I rub my lips together. “He asked me if I was frigid.”

Nicholas’s jaw tightens and his fists scrunch the sheets. “He fucking what?”

His voice is lower than I’ve ever heard it, laced with a raw anger that made me glad I’d dragged that promise out of him. If I hadn’t, Matthew’s days may be numbered. There’s a dark part of me that’s enjoying this possessive show of strength. It makes me feel… wanted, I guess. But I don’t want anybody to die over it.

“It doesn’t matter.”

A vein pulses in his forehead, the cords of his neck protruding. “It doesn’t matter? Of course it fucking matters.”

“Nicholas.” I press my palm to his cheek. “It was a long time ago.”

“And yet it’s still affecting you.”

He’s right. It is. Or it was.

“Will it stroke your ego to say that it was affecting me… until last night?”

“Yes.” His lips tilt up, and the small smile changes his entire appearance. I can’t look away. Nicholas has always been a broody kind of guy, the frown lines between his eyebrows prominent and menacing, but when he smiles, like he is now, those lines disappear, and his features soften.

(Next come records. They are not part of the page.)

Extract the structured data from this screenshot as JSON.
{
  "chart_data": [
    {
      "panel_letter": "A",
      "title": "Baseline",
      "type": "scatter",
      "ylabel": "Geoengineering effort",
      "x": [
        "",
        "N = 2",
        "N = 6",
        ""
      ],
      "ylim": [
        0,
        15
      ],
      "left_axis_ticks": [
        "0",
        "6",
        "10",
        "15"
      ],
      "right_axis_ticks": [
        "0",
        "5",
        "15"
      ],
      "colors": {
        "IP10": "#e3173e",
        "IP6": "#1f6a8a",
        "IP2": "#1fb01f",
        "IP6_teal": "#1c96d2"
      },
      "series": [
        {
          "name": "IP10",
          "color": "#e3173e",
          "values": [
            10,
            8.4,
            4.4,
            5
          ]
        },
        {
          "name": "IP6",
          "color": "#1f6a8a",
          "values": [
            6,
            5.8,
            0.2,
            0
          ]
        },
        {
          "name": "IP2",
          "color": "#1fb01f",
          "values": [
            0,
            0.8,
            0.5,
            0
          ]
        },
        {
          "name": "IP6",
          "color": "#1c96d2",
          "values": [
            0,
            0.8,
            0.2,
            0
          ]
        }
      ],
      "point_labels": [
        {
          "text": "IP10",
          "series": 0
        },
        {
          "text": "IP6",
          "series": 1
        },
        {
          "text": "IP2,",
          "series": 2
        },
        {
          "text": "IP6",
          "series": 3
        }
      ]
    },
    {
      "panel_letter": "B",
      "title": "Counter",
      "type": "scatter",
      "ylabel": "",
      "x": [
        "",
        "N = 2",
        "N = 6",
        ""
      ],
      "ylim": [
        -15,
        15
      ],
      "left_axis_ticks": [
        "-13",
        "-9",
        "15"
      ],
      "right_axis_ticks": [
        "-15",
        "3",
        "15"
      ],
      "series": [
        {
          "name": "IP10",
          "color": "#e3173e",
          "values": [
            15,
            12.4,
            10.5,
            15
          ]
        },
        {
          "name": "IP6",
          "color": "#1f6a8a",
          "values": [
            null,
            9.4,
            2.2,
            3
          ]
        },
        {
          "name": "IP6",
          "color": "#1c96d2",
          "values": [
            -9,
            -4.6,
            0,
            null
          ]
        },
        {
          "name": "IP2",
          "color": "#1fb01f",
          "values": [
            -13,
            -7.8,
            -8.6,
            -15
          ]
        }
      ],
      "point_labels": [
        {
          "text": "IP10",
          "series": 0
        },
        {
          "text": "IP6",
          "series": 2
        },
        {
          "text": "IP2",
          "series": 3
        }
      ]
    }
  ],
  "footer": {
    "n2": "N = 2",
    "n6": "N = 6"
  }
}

Bracing himself on his forearms, he lowers his head and brushes his lips against mine. Tingles explode in my body, and I writhe beneath him, showing him what I want, what I need.

“You’re temptation wrapped in a pint-sized yet perfect package, wife.” His nose traces mine in a gentle caress. “Sadly, we don’t have time.” He springs off the bed and reaches down for my hand, pulling me up with him.

“Why? What’s so urgent?”

“Our honeymoon. Unless you’d rather stay here.”

My eyes flare. For some reason I hadn’t expected a honeymoon. This wasn’t a love match. It was an arrangement. Yet it doesn’t feel like that. It feels… real.

“Honeymoon? Where?”

The wink he gives me is so fast, I may have imagined it. “You’ll see.”